When all is said and done, we (all 6 billion of us) will benefit if we get this right, either as individuals maintaining our well-being and state of health through mHealth or as a patient with access to the right tools at the right time that can make a diagnostic and treatment experience that much more effective.
Many thanks to the writing team of Peter Benjamin, Erica Kochi, Rose Donna, Bruce MacLeod, Andrew Marder, Matt Berg, Ben Nemser, Jorn Klungsoyr, Hajo van Bejma, Casey Iiams-Hauser, Albert Lui, Heather Cole-Lewis, Nadi Kaonga, Olivia Velez-Benenson, Tamsyn Seimon, Eduardo Jezierski, Jonathan Jackson, Neal Lesh, Chris Fabian, Merrick Schaefer and the many others whose work I have gleaned wisdom from over the course of the past 10 years. It truly has been an amazing journey of collaboration and fun.

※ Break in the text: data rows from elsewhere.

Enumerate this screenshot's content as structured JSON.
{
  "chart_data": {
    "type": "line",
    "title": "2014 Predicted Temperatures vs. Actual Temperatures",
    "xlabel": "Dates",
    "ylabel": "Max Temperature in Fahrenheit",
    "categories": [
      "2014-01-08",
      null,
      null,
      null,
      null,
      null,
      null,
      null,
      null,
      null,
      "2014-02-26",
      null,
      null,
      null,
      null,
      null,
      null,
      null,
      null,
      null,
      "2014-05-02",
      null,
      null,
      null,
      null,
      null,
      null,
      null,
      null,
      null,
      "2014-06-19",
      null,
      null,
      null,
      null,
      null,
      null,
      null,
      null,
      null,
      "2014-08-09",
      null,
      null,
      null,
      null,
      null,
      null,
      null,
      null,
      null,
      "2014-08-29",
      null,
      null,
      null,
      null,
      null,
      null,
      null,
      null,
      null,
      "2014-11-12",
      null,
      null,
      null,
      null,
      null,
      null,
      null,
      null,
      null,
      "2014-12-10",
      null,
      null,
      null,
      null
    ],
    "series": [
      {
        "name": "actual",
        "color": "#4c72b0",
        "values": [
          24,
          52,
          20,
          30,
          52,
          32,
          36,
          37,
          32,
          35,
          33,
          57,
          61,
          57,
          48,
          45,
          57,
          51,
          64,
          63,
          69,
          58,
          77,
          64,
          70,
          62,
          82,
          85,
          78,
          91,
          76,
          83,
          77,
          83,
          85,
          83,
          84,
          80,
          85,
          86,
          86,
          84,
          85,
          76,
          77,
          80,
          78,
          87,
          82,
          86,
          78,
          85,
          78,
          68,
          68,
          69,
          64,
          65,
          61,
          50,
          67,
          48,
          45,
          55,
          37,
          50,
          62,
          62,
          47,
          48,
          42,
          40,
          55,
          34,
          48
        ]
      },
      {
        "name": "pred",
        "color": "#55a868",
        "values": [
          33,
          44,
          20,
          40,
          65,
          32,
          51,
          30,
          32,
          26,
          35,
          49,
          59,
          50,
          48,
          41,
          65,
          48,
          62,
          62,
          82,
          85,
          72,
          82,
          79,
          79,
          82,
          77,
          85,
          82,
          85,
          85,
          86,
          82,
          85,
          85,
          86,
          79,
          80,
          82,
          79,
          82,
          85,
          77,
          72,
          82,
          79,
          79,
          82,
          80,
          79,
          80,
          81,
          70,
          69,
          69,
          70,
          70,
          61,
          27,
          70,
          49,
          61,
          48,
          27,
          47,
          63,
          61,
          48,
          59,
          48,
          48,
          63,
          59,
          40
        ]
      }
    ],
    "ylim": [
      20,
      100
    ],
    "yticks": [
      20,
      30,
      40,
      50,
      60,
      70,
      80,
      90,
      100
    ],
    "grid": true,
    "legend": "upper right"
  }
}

I really enjoyed what you shared during the panel session. I couldn’t take all of the notes I wanted to, so I really appreciate that you shared this information online. Thanks!
Dear Patty,
Thank you so much for sharing your 10 years of experience in the mHealth field with all of us.
I’ve only been attracted to mHealth in my last two years. And I am glad you consider collaboration as the top 4 mHealth lesson learned.
We have global problems to solve and maybe we should stop for a minute to collectively list all the stakeholders to be involved in their resolution.
Happy Thanksgiving
Reynald
Thanks for all the great ideas. It will surely help us to progress on our next research.
Here I have shared our findings on mHealth:
1. Service quality of mHealth platforms
http://www.springerlink.com/content/b34782112400k800/
2. Trustworthiness in mHealth information services
http://onlinelibrary.wiley.com/doi/10.1002/asi.21442/full
3. mHealth : An Ultimate Platform to Serve the Unserved
http://www.ncbi.nlm.nih.gov/pubmed/20938579
Excellent.
Thanks for reminding me why I got into this field!
It is interesting to see such interest on m-health within the key industry people globally. This is reflected in key global conferences such as the mhealth summit and other.
However, I feel that still much work to be done to increase awareness of this concept to the general public and provide much wider awareness strategy.
I have recently opened a new mobile health (mhealth) Face book page and still it has no input on it!!
This also takes me to my next key question, Is it time is time to have major discussion and ask a key question that remained for bizzare reasons since this is a now a global and important healthcare innovation concept
(Who defined and found the concept of m-health and when? )
Great read! Thanks. With research showing a growing number of households having mobile phones in developing countries, this is the right time to tap into these experiences and maximise on offering health services using mobile tech. Thanks for sharing!
The top ten thinking has been great thinking. I am positively impressed on the logics in number 8, 1 and 2 as well as the rest. m-health is a very important tools to get information and share information softly and timely. I have the following remarks:
1. Usage Mobile for luxury; people were using mobile phones and computers for luxurious life- but with the creation of m health, it will move from luxury to basic necessity needs.
2. Government need to educate people on the basic needs for the usage of the mobile phones.
3. Underdeveloped and emerging Countries like: South Sudan, Congo, Central Africa Republic among others need more world support to reach this standard.